Powerful eQTL mapping through low-coverage RNA sequencing
Tommer Schwarz,
Toni Boltz,
Kangcheng Hou,
Merel Bot,
Chenda Duan,
Loes Olde Loohuis,
Marco P. Boks,
René S. Kahn,
Roel A. Ophoff,
Bogdan Pasaniuc
Affiliations
Tommer Schwarz
Bioinformatics Interdepartmental Program, University of California Los Angeles, Los Angeles, CA, USA; Department of Computational Medicine, David Geffen School of Medicine, University of California Los Angeles, Los Angeles, CA, USA; Corresponding author
Toni Boltz
Department of Human Genetics, David Geffen School of Medicine, University of California Los Angeles, Los Angeles, CA, USA
Kangcheng Hou
Bioinformatics Interdepartmental Program, University of California Los Angeles, Los Angeles, CA, USA
Merel Bot
Center for Neurobehavioral Genetics, Semel Institute for Neuroscience and Human Behavior, University of California, Los Angeles, CA, USA
Chenda Duan
Department of Computer Science, University of California, Los Angeles, Los Angeles, CA, USA
Loes Olde Loohuis
Department of Psychiatry, David Geffen School of Medicine, University of California, Los Angeles, Los Angeles, CA, USA; Program in Neurobehavioral Genetics, Semel Institute, David Geffen School of Medicine, University of California, Los Angeles, Los Angeles, CA, USA
Marco P. Boks
Department of Psychiatry, Brain Center University Medical Center Utrecht, University Utrecht, Utrecht, the Netherlands
René S. Kahn
Department of Psychiatry, Brain Center University Medical Center Utrecht, University Utrecht, Utrecht, the Netherlands; Department of Psychiatry, Icahn School of Medicine, Mount Sinai, NY, USA
Roel A. Ophoff
Bioinformatics Interdepartmental Program, University of California Los Angeles, Los Angeles, CA, USA; Department of Human Genetics, David Geffen School of Medicine, University of California Los Angeles, Los Angeles, CA, USA; Department of Psychiatry, Erasmus University Medical Center, Rotterdam, the Netherlands
Bogdan Pasaniuc
Bioinformatics Interdepartmental Program, University of California Los Angeles, Los Angeles, CA, USA; Department of Computational Medicine, David Geffen School of Medicine, University of California Los Angeles, Los Angeles, CA, USA; Department of Human Genetics, David Geffen School of Medicine, University of California Los Angeles, Los Angeles, CA, USA; Department of Pathology and Laboratory Medicine, David Geffen School of Medicine, University of California Los Angeles, Los Angeles, CA, USA; Corresponding author
Summary: Mapping genetic variants that regulate gene expression (eQTL mapping) in large-scale RNA sequencing (RNA-seq) studies is often employed to understand functional consequences of regulatory variants.
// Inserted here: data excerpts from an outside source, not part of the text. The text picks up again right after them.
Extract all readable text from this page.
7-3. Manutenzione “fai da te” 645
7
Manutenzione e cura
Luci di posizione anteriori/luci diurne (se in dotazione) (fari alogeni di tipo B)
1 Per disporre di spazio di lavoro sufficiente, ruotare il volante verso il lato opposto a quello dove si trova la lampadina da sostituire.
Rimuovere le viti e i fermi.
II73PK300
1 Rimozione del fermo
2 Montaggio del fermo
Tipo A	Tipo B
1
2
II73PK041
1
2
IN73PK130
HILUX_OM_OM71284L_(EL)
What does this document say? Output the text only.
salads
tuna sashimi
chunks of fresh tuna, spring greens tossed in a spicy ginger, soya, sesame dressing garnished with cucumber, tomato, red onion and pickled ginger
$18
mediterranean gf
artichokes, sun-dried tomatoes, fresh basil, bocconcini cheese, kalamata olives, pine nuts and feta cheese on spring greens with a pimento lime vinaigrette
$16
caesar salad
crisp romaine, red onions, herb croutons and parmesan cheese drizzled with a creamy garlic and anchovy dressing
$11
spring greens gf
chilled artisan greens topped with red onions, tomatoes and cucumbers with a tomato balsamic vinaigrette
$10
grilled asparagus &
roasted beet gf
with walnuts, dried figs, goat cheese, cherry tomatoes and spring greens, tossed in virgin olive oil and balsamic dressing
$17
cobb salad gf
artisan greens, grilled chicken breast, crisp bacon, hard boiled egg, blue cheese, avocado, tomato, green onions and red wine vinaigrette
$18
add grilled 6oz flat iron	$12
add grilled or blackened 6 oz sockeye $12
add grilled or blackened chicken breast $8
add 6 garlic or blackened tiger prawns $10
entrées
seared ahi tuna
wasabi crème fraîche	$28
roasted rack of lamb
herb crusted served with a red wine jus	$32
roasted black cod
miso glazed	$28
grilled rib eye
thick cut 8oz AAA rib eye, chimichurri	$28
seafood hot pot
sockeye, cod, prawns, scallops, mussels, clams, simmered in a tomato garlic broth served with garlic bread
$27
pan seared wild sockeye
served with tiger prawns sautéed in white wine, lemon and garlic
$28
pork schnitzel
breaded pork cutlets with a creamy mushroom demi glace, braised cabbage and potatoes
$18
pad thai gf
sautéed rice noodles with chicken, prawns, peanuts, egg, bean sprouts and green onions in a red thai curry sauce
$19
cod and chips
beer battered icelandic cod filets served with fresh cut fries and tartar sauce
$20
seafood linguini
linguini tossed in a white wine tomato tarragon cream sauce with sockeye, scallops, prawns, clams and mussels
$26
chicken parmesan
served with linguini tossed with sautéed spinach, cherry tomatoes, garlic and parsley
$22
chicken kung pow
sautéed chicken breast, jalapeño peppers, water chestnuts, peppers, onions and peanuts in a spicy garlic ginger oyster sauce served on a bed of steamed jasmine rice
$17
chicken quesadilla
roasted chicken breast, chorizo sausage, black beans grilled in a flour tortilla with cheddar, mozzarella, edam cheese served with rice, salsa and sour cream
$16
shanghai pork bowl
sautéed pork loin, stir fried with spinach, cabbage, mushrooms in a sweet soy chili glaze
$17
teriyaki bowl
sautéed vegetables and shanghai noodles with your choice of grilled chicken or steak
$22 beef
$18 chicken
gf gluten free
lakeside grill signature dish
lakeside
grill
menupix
However, the high cost of RNA-seq limits sample size, sequencing depth, and, therefore, discovery power in eQTL studies. In this work, we demonstrate that, given a fixed budget, eQTL discovery power can be increased by lowering the sequencing depth per sample and increasing the number of individuals sequenced in the assay. We perform RNA-seq of whole-blood tissue across 1,490 individuals at low coverage (5.9 million reads/sample) and show that the effective power is higher than that of an RNA-seq study of 570 individuals at moderate coverage (13.9 million reads/sample). Next, we leverage synthetic datasets derived from real RNA-seq data (50 million reads/sample) to explore the interplay of coverage and number individuals in eQTL studies, and show that a 10-fold reduction in coverage leads to only a 2.5-fold reduction in statistical power to identify eQTLs. Our work suggests that lowering coverage while increasing the number of individuals in RNA-seq is an effective approach to increase discovery power in eQTL studies.